И подвигает мне фотографию по столу. И этим движением руки подвигается к нашему главному разговору. Но я уже просил за двоих. И обещал просить за третьего. Не могу же я бесконечно. Иисус Христос семью хлебами накормил всех. Но он накормил хлебом духовным. А я знаю число мест, их не может стать больше, их столько, сколько есть.

- Мы целую жизнь не виделись, - говорю я, откупоривая бутылку "Енисели". Был у меня мелкий соблазн взять уже начатую, но я устыдился: не откупорить новую бутылку - обидеть его.

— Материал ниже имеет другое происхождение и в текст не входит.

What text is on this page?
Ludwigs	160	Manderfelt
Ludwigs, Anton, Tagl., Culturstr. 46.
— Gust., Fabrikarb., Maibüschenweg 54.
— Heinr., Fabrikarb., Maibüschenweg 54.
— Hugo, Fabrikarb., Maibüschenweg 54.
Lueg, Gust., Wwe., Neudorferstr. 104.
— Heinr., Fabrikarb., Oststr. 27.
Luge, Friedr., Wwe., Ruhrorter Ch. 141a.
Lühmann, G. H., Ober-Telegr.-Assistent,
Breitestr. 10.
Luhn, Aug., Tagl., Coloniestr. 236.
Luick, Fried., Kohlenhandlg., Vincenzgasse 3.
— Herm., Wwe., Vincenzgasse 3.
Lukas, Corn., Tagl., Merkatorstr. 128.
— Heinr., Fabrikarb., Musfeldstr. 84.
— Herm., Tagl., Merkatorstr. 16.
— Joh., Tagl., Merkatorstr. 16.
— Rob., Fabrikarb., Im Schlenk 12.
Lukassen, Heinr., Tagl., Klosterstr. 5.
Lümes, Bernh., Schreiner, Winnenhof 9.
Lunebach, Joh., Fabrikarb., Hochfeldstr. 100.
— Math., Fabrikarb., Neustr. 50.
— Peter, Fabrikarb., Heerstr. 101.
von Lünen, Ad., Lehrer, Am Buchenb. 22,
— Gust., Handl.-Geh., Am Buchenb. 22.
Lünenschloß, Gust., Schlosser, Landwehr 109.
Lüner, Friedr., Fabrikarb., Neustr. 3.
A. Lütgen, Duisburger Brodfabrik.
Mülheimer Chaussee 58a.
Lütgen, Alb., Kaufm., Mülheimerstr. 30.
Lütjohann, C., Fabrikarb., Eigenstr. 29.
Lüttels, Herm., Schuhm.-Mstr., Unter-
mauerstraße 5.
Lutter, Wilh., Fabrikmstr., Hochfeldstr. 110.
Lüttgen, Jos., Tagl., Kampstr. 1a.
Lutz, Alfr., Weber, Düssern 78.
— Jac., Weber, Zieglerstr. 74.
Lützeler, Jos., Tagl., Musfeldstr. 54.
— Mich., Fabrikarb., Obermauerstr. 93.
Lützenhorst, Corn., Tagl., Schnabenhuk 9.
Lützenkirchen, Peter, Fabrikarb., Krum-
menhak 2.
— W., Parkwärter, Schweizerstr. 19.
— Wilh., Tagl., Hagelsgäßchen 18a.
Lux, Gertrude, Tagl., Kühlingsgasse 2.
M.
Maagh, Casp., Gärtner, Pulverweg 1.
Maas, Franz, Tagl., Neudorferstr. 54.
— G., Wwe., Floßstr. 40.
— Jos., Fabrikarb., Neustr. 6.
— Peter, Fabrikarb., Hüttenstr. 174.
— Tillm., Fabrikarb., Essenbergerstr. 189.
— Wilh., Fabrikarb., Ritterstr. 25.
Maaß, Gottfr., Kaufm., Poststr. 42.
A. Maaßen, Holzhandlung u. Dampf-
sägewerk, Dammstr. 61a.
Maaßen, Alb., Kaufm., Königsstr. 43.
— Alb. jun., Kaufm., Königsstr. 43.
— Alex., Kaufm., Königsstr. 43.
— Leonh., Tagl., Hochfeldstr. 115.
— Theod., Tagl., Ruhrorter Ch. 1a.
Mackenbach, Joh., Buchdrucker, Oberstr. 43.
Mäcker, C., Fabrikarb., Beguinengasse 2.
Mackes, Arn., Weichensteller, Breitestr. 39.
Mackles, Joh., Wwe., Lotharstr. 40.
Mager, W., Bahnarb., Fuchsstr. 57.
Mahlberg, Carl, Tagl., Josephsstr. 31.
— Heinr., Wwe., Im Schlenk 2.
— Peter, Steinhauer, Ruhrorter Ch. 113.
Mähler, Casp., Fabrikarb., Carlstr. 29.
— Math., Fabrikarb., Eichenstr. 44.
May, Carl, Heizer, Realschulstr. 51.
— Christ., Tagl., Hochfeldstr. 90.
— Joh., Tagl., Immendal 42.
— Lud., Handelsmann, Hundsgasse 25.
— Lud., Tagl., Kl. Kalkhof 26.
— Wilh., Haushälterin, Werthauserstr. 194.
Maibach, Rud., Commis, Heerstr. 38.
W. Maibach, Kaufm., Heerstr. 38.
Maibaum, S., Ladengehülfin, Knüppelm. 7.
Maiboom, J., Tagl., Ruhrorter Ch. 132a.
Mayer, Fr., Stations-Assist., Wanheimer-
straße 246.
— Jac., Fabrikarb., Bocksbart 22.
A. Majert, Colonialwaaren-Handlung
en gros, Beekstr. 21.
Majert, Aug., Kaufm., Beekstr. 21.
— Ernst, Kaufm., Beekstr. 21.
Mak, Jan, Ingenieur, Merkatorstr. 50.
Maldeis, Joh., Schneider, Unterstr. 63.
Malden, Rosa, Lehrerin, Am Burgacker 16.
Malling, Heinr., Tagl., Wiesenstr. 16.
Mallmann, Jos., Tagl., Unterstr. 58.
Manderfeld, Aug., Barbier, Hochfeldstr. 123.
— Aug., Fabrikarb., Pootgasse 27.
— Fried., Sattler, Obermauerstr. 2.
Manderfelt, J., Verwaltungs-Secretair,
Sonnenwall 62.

Он останавливает мою руку.

- Не надо. Жарко.

И кладет ладонь на сердце, как бы от всего сердца благодаря.

- У меня был второй инфаркт.

Во мне пробило: надо просить! Второй инфаркт - ему нельзя отказать. Но - Боже мой! - хотя бы месяцем раньше. Кто обращается в мае?

Наверное, истинная боль отразилась на моем лице, потому что он вдруг стал меня утешать: ничего, он уже выкарабкался, сейчас уже ничего.

- Это зимой было. Помните, я позвонил вам? Вот вскоре после этого.

Да, он звонил, мы условились, и я обрадовался, что он больше не звонит. А у него был инфаркт. Могло случиться, что он звонил последний раз в жизни.